Las Vegas hotels are not the only ones using such technology. The Acme Hotel Co. in Chicago put an Amazon Echo in every room and the Waldorf Astoria in Beverly Hills, California, has equipped rooms with iPads. But what sets Sin City properties apart is the volume of guests they handle, which can test the technology that must be easy to understand.
“Let’s say the tablet is a Microsoft Surface, but the tablet you use is an iPad, so you immediately have a gap,” Rippee said. “You, as the user, now have to learn to use a product an operating system you are unfamiliar with. If you are here for two nights, you are going to discard it.”
Caesars Entertainment launched a texting service at its 3,976-room Caesars Palace casino-hotel on the Las Vegas Strip in August, months after rolling it out at two boutique hotels. Senior vice president and chief experience officer Michael Marino said the service aims to improve guests’ stay after the company noticed a dip in phone calls. “It’s not like they have less needs, it’s just that something has happened over the last couple of years where people just don’t like to call people anymore,” Marino said.

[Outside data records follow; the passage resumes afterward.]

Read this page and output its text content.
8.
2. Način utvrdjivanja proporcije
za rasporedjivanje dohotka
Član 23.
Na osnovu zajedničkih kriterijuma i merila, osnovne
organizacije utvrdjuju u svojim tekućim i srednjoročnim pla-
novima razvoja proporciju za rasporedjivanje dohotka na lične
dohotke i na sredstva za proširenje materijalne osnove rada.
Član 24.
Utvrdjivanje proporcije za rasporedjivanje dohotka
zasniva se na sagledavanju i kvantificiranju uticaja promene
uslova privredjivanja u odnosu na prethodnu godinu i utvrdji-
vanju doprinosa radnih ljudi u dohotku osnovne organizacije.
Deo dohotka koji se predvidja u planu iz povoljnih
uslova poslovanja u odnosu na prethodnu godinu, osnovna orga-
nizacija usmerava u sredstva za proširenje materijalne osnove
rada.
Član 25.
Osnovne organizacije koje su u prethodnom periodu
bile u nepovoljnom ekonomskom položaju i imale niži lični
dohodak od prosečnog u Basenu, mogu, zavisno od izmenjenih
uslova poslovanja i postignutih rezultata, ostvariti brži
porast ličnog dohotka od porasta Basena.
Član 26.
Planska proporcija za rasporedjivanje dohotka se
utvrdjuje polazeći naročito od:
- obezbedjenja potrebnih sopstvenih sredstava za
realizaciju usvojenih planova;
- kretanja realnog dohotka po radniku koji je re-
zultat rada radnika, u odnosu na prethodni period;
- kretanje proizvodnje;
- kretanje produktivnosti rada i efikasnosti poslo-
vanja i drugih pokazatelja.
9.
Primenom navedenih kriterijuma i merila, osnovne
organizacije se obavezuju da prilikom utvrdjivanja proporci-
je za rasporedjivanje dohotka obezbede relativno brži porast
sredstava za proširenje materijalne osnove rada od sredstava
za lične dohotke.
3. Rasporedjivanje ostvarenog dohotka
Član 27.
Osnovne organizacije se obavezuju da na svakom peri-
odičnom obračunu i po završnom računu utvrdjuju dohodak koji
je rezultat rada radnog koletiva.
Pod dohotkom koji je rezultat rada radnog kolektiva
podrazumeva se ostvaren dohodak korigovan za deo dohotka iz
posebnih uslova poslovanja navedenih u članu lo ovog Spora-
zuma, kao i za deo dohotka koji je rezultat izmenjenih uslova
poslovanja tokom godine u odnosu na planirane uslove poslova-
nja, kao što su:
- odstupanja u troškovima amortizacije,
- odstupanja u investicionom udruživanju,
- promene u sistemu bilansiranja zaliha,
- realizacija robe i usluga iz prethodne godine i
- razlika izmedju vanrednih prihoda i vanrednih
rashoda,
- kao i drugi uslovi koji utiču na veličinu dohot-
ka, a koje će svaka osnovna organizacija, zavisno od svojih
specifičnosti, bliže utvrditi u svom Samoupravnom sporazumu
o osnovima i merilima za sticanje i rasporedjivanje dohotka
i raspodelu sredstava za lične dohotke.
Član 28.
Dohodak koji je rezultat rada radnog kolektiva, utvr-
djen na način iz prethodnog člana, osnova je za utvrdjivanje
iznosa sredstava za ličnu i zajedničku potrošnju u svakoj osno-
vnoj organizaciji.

Four properties now have the service named Ivy, which the company credits for higher scores of two of its hotels on travel review website TripAdvisor. The service uses artificial intelligence to automatically answer common questions and requests, such as gym location and hours of operation. But trained staffers type back responses to more complex inquiries such as where Muslims should face to pray in the direction of the Kaaba in Mecca. “The window of your room faces to the East. If you pray facing the window, you will be oriented towards Mecca,” Ivy answered within two minutes.
The Cosmopolitan casino-hotel also launched a chatbot a year ago, around the same time Wynn Resorts announced that an Amazon Echo would be installed in every room of the Wynn Las Vegas casino-hotel.
At the Aria and Vdara hotels, each room is equipped with a tablet with applications that allow guests to schedule breakfast delivery, access thousands of publications and adjust temperature and lights. Travellers also can choose special rooms at the MGM Grand and The Mirage with several lighting options, including one that helps the body’s internal clock, and a device that infuses the shower’s water with vitamin C.
Meanwhile, a shiny white, wide-eyed standing robot named Pepper in the lobby of the luxury Mandarin Oriental hotel can answer a set of preprogrammed questions, including checkout time, how to connect to the Wi-Fi network and the location of the spa.
“I’ve seen robots on TV, but never in person. It’s so cute,” said Ana Rosa Santiago, a Miami resident who took a selfie with Pepper. “I already sent it to all my family.”